- A survey of 1,006 public school parents conducted online by the National Parents Union finds just over half of respondents, or 51%, want their children learning in-person full-time next year. Still, parents would also like options, with 56% reporting they want a choice between in-person and remote learning.
- While 72% rated their school's communication with parents as "excellent" or "good," just 28% said their schools had communicated plans for how they'll use federal COVID-19 relief funding, and only 22% said parents had been asked for input or feedback on how to spend the money.
Parents also remain most concerned about schools providing resources to support student mental health, personalized learning, remote learning and enough instructional time. Asked what should be prioritized or considered very important in relief spending, parents' top concerns were computers and high-speed internet access for students (82%), services and support for students with disabilities (81%), free breakfast and lunch program (78%), counselors and school psychologists (77%), face masks and sanitizer (76%), and curriculum and training to provide inclusive education for all students (74%).

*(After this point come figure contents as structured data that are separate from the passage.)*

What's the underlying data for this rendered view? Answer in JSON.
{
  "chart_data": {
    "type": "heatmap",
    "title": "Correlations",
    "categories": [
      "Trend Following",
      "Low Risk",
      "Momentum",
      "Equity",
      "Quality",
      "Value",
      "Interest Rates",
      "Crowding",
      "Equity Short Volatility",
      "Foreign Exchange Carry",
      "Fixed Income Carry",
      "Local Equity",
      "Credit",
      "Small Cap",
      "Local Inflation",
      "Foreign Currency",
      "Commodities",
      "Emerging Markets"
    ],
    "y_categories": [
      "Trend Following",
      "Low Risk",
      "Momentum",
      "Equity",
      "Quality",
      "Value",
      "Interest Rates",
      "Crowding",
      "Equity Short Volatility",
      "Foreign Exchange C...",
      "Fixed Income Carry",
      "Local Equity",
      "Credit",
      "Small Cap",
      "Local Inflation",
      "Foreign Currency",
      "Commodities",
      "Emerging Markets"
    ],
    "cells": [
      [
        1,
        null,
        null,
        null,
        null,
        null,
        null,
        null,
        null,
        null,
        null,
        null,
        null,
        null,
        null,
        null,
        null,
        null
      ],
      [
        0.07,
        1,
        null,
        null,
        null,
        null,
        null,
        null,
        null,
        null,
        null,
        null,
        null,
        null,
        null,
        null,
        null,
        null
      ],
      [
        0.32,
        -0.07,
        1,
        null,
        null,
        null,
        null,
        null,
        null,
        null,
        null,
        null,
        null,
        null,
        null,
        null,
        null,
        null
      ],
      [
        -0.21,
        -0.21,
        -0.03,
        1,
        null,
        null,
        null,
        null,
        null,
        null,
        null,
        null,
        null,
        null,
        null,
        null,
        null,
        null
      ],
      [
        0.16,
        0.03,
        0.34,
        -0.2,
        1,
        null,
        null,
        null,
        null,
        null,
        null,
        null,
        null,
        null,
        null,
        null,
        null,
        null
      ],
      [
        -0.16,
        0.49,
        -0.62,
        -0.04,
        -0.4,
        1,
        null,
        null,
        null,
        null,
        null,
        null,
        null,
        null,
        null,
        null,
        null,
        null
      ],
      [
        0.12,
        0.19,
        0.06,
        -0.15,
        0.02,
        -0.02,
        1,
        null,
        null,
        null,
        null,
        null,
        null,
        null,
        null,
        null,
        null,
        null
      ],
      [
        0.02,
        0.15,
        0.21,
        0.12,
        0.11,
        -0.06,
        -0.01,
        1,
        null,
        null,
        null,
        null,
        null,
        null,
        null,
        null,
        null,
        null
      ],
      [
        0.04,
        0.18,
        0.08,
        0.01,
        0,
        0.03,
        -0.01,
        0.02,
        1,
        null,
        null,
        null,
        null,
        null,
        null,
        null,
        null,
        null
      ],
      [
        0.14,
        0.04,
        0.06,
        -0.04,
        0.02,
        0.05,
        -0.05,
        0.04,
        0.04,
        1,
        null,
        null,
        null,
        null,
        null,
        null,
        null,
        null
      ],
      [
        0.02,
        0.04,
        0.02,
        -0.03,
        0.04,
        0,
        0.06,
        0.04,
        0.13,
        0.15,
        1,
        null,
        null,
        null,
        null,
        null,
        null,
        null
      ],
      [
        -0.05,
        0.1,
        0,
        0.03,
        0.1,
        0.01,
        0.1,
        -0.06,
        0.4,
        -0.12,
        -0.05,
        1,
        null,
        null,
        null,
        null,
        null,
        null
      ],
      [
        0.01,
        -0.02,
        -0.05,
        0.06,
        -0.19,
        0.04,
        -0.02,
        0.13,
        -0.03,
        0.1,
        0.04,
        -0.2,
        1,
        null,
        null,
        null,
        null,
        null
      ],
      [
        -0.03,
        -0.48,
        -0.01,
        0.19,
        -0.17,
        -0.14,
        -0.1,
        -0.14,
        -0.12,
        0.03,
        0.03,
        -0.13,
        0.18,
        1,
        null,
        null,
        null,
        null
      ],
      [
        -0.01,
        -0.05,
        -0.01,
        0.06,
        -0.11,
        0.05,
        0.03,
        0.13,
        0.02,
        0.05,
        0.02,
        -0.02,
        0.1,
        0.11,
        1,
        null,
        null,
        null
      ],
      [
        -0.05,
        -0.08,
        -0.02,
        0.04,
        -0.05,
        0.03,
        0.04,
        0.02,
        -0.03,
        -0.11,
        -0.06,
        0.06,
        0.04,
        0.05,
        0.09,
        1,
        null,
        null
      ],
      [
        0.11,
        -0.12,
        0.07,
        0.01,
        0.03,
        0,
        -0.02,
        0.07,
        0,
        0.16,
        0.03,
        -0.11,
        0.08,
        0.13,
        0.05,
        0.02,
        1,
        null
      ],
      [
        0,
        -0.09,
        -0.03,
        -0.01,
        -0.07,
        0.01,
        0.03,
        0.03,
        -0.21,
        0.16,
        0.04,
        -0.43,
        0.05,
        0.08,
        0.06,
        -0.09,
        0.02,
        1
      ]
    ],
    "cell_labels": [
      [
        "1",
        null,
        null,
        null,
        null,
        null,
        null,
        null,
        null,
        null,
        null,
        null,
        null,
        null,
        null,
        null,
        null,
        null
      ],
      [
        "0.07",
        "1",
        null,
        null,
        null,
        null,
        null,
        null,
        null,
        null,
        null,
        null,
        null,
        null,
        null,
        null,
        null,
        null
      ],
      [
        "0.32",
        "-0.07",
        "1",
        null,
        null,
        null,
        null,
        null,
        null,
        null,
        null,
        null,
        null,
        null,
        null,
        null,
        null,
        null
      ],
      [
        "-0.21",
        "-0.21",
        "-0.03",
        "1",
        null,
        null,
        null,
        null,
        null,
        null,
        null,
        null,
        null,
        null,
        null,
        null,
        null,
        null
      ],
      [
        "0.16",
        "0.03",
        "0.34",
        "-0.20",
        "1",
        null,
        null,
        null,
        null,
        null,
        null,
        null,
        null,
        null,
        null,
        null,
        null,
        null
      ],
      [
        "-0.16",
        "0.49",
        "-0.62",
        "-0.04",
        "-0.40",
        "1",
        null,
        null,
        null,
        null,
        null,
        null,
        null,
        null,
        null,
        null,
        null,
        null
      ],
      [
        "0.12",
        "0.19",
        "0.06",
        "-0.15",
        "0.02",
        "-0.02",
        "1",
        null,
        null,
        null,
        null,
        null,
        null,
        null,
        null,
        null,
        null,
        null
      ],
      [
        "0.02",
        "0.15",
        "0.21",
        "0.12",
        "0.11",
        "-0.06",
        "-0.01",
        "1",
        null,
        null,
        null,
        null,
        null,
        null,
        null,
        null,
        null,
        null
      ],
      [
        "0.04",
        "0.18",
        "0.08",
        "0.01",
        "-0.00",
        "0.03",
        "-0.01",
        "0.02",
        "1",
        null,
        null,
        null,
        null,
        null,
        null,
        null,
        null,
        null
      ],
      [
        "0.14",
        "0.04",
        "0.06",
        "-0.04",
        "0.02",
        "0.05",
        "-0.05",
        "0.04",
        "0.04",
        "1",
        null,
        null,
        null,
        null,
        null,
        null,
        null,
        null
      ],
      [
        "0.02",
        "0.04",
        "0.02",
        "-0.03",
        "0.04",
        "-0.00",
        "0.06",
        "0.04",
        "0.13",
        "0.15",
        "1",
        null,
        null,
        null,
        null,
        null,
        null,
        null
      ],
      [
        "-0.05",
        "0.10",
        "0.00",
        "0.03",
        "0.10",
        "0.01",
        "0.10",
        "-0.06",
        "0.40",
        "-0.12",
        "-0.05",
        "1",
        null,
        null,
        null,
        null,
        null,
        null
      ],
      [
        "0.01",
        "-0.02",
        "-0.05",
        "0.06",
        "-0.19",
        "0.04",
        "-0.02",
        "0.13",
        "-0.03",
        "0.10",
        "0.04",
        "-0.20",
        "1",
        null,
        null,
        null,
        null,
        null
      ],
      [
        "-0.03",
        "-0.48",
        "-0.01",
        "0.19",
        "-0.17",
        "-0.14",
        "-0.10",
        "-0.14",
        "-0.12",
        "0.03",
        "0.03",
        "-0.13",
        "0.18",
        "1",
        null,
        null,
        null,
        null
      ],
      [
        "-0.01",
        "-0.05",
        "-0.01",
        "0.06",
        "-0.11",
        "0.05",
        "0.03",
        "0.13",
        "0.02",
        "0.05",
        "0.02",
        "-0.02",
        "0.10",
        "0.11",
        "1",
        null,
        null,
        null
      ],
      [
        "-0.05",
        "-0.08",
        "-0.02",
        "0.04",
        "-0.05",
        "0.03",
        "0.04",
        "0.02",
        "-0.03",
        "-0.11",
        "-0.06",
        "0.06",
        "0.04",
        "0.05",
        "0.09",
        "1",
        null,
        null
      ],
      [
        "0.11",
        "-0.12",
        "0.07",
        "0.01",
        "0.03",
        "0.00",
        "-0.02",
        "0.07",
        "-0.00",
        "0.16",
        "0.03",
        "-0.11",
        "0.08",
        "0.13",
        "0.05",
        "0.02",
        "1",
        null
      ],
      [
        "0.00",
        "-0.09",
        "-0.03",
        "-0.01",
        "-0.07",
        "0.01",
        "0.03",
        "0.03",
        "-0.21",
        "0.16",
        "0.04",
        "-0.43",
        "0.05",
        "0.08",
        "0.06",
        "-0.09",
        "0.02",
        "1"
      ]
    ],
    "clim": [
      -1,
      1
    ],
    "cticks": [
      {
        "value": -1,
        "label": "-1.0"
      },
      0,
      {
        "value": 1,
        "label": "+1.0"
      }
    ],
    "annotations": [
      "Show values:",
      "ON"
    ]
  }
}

Of the National Parents Union survey respondents, 49% also reported they do not currently have the option to work from home.
For additional context, a recent review of 100 urban and large districts conducted by the Center on Reinventing Public Education found only 36% had plans to offer remote learning for the 2021-22 school year, while 64% either did not provide a remote or hybrid option, or provided no information.
An earlier survey released by RAND Corporation in 2020 corroborates that fewer than half of districts have plans to continue virtual school models, with about 20% of districts saying they planned to do so after the end of the COVID-19 pandemic. Those districts cited virtual school demand from parents and students as reasons to continue the option. However, some state governors have eliminated or restricted options for virtual school all together, including New Jersey, Florida and Illinois.
The RAND survey also found alignment with parents' concerns around resources, with district leaders saying students' social-emotional learning needs and insufficient funding to pay staff were among their top concerns.
Still, some districts are focusing their energy on easing families back to in-person learning and alleviating their concerns by involving parents in the decision-making process, allowing them time to process district decisions and offering customized, in-person schedules.